They are dotted about the landscape and part of Birmingham's rich cultural heritage.
Now a book detailing the city's wealth of sculptures has been launched to help people locate the best of the memorials and artworks.
Birmingham Public Sculpture Trails provides readers with a step-by-step tour of the city's "diverse and accessible" sculptures through four individual trails.
It was launched on Friday in Birmingham City Council's banqueting suite by the authors George T Noszlopy and Fiona Waterhouse from Birmingham City University.
They were joined by council leader Mike Whitby, the Lord Mayor of Birmingham Councillor Chauhdry Rashid and representatives from the publishers Liverpool University Press.
The pocket-sized book not only highlights the artistic qualities of many of the pieces, but also offers a wealth of background details about the commissioning of the works, the people commemorated by them and the artists who made them.
Coun Whitby said the book demonstrated how the city was surrounded by a "fantastically-rich tapestry of sculptures" in its squares, streets, parks and on buildings.
He said: "We are truly fortunate to be able to see world class examples of the new, like the River Goddess in Centenary Square, only a few minutes away from important historical examples of the old, like that of Lord Nelson in the Bullring.
"I encourage everyone to use this book as a tool in accessing Birmingham's sculptural heritage, to explore the city, and to take in some of the wide variety of sculpture on offer.

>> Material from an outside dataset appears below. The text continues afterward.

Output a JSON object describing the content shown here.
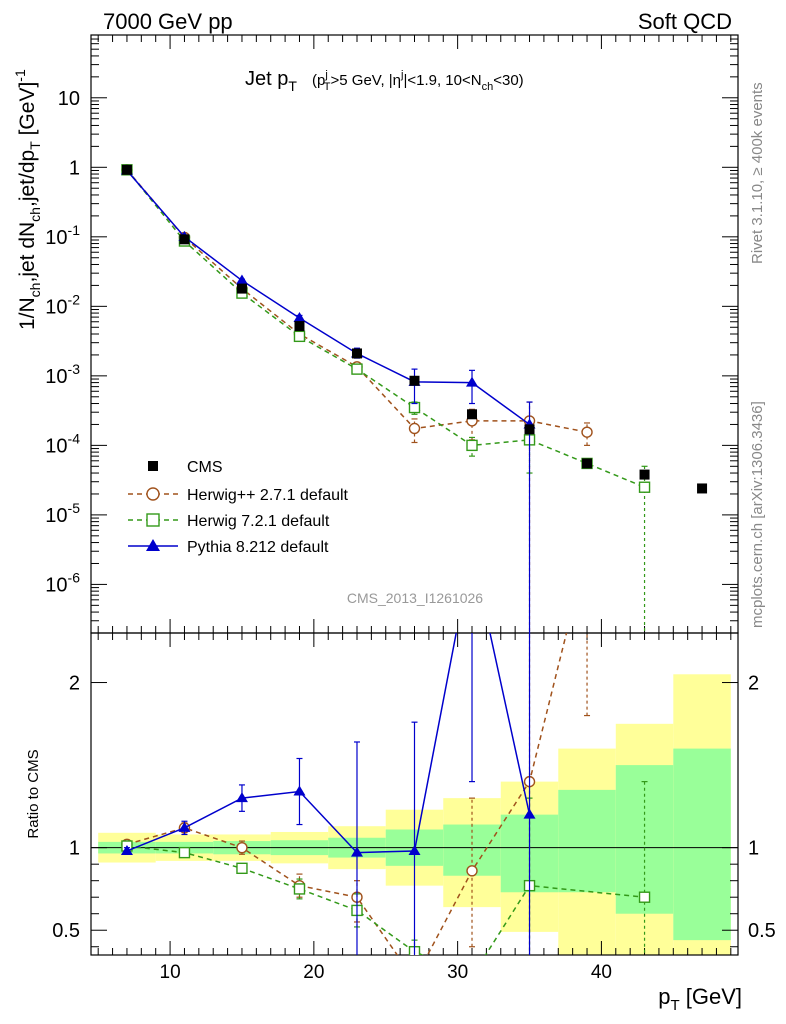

"I hope in doing so, people will see some of our thoroughfares and meeting places transformed before their eyes - into vast public galleries, where some of Birmingham's most significant artwork is displayed."
Coun Whitby added that the council and its partners had been working to keep Birmingham's sculptures as accessible as possible for the public, with recent conservation work including the return of William Blore's regilded Boulton, Murdoch and Watt statue in time for the 50th anniversary of its installation.
Funding to restore Albert Toft's statue of King Edward VII and relocate it from Highgate Park to Centenary Square has also recently been identified and next month the Thomas Attwood statue in Sparkbrook will be moved into storage for conservation.